Eventually the options boiled down to: fix what was there; start again with an integrated product that was already being used in some part by CCC; or start again with an integrated product that was not being used at all in CCC.

“My view at the beginning of the process, and my view all the way through and the thing that I pushed, was that we had spent a lot of time implementing these things. And while they weren’t perfect, we’d also invested quite a bit of time in staff training. Early suggestions from the consultants were coming back that we should have a fully integrated system, and while that’s nice, there’s trauma in implementing a fully integrated system. My experience I bring with me is that fully integrated systems can go as horribly wrong as best of breed,” Scarini says.

The other readily identified issue was that individual products in the suite of systems were on disparate platforms that did not talk easily to each other, used different databases and lacked good reporting systems.

To resolve those problems, gradually over the past 18 months CCC has been systematically moving the individual products all onto a single platform, and progressively moving all but CHRIS onto Oracle.

“That helped tremendously with streamlining just the database administration even down in the bowels of our IT group,” Scarini says.

CCC is also in the process of implementing a new reporting product that will sit across all of those systems. “So we’re streamlining the skill set, if you like, that can access everything, and streamlining the work that’s required to administer all the disparate systems,” she says.
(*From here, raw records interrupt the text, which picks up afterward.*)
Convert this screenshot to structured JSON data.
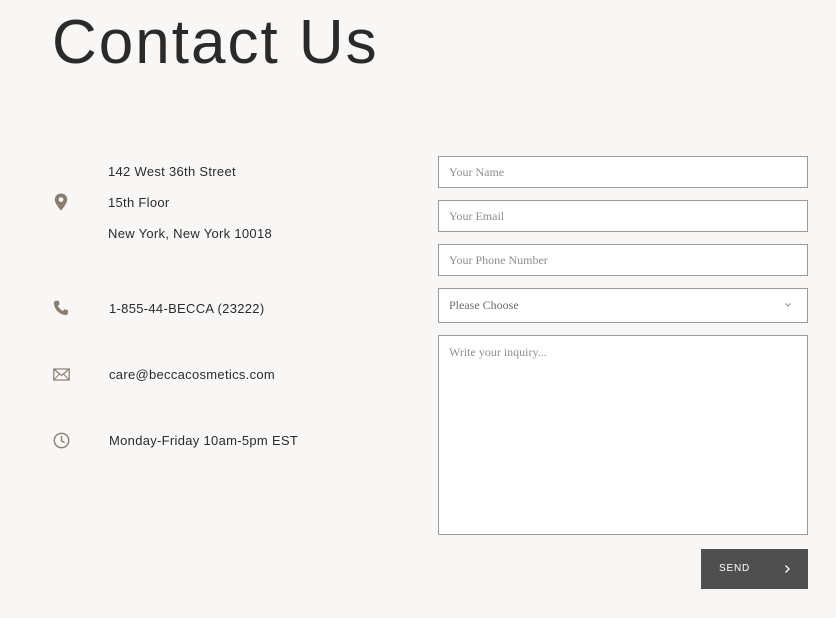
{
  "page": {
    "title": "Contact Us"
  },
  "contact": {
    "address": {
      "icon": "map-pin-icon",
      "line1": "142 West 36th Street",
      "line2": "15th Floor",
      "line3": "New York, New York 10018"
    },
    "phone": {
      "icon": "phone-icon",
      "value": "1-855-44-BECCA (23222)"
    },
    "email": {
      "icon": "envelope-icon",
      "value": "care@beccacosmetics.com"
    },
    "hours": {
      "icon": "clock-icon",
      "value": "Monday-Friday 10am-5pm EST"
    }
  },
  "form": {
    "name_placeholder": "Your Name",
    "email_placeholder": "Your Email",
    "phone_placeholder": "Your Phone Number",
    "topic_selected": "Please Choose",
    "inquiry_placeholder": "Write your inquiry...",
    "send_label": "SEND",
    "send_icon": "chevron-right-icon",
    "select_icon": "chevron-down-icon"
  },
  "colors": {
    "background": "#f8f7f5",
    "icon": "#8a7d70",
    "button": "#4f4f4f",
    "border": "#9a9a9a"
  }
}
To date the team at CCC has achieved the following:

  • daily costing capability
  • improved definition of how each of CCC’s works costing systems is to be utilised
  • improved business process associated with most of the systems
  • implementation of a Kiosk front end for CCC’s payroll/HR data
  • better security over all financial transactions
  • accruals and committals reporting
  • implementation of software to administer credit card usage
  • improved interface between payroll and general ledger and works costing products
  • improved integration of all products and the rationalisation of systems in use and platforms systems are run on
  • upgrade of Oracle Financials from 10.7NCA to 11i.

The following work is still in the planning stages:

  • improve asset management capability
  • upgrade GIS
  • implement e-business capability

“The achievements of the staff involved to date are significant - one of the most gratifying aspects being that it has largely been achieved through the use of council staff,” Scarini says.
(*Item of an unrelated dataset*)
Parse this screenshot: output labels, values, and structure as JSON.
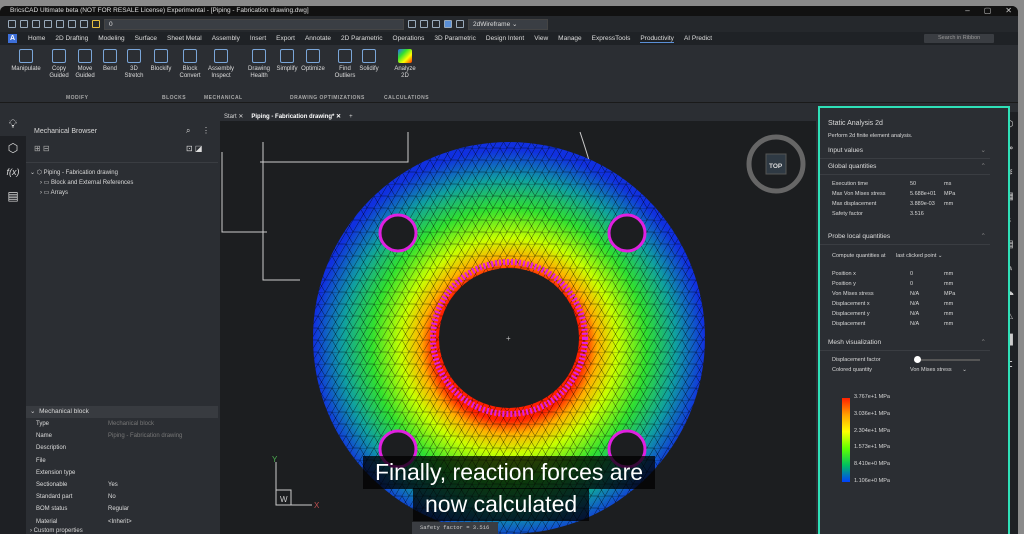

The team has also paid attention to understanding the system capability, reviewing business process, ensuring adequate training exists, putting in place user groups to ensure there are forums to address any issues being experienced, monitoring the performance of the changes and modifying processes where required.

Now users are not only much happier, they clearly have much more confidence in IT’s ability to solve its own problems.
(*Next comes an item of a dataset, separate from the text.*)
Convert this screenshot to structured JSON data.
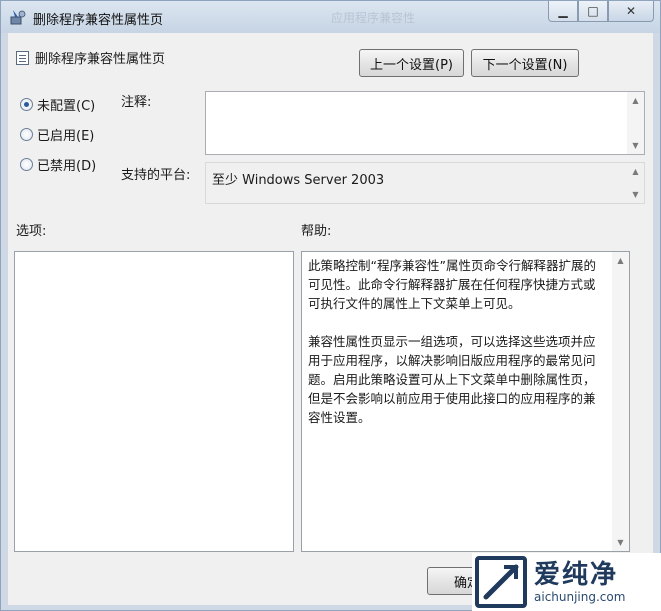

Scarini says the attitudinal shift is particularly important because people in the organisation had apparently come to expect that IT implementations would not go well, and those expectations were starting to create a kind of self-fulfilling prophecy. “We’d had people in our organisation analysing the problems that existed there for well over 12 months, doing a number of reports, which [turned out to be] really poorly managed pieces of consulting work. Partly that was a function of the fact that the organisation was in quite a bit of trauma - they knew they had problems, they knew they had to sort it out - but they had no one actively managing the sorting out,” she says.

Now expectations are so much higher Scarini says she would “hate to see someone who came along and actually blew a project the way the initial implementation was blown in this organisation”. Then again, she has little doubt that from now on, the chances of implementations going badly are certain to be much lower than ever in the past.

And because it was all done in-house, users of the system seem for the first time to share her confidence.